On 19 March 2010 at 1:21 pm Lex said:
This is yet another bogus attempt by the Govt to claw in some of the votes from the left to stay in power. Consider how many rentals those in power own and how much they would lose. When push comes to shove, I think the Govt will bail and the change will either not happen or it will be so small that it won't be of real concern to us. If there is a reduction in my investments due to Govt decree, I will do as most Landlords and increase rents to cover the loss.
On 20 March 2010 at 5:48 pm Chris said:
> increase rents to cover the loss.
Rubbish. Landlords charge as much rent as they can, ie as much as the market will bear. It is not as if they aim for whatever return figure and are content to just charge a rent that is enough to yield that.
On the other hand, fewer investors means fewer rentals, but also less pressure on house prices thanks to fewer buyers. If rents were to go up and houses prices to go down, guess what woud happen?
Longer term, I tend to agree with Sean though, net migration vs building will dictate the prices more than anything else.

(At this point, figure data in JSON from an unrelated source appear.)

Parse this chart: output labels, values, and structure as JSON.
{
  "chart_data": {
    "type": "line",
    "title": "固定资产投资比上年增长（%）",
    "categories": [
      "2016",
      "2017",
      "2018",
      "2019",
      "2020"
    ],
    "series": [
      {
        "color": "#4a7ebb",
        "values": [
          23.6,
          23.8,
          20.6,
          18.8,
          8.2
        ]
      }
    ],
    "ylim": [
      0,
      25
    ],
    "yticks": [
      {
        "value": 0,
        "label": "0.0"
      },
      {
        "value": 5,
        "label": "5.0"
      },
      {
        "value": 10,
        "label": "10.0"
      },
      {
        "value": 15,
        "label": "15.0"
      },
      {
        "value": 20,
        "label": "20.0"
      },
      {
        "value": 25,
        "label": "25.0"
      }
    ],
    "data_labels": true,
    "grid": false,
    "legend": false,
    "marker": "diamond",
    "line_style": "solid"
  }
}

One thing that propery investment has and stocks or other investments don't have is that you can invest the bank's money. For all the banks' talk about shares being great in the long run, they will not lend you a cent against them. If the banks don't believe in the shares they sell, why should we?
That is *the* reason property investment is popular, not supposed tax advantages or other voodoo reasons.
On 22 March 2010 at 1:52 pm John - Cambridge said:
I own a large number of residential rental properties as well as some commercial. I also develop property, some of sale and some to keep. The tax changes don't concern me at all. If one invests for the long term the cash flow effects of possible tax changes and negligible. If some investors sell their investment properties and less investors get into the market there will be a shortage of rentals and rents will go up, economics 101. Once again its the little guys, the people who haven't bought their first home or investment property who are going to pay the price.
On 24 March 2010 at 2:22 pm Mark said:
"Landlords charge as much rent as they can" - they are actually limited to what they can charge because if it is deemed to be over "fair market rate" by the tenacy tribunal they have the power to reduce it.

"One thing that propery investment has and stocks or other investments don't have is that you can invest the bank's money. For all the banks' talk about shares being great in the long run, they will not lend you a cent against them." It's called margin lending and is a relativly common product from banks. They won't do it for complete share newbies and you do have to put up a min of 20% up and prove you can pay if you loose the lot, they won't do it on all shares but you can still do it.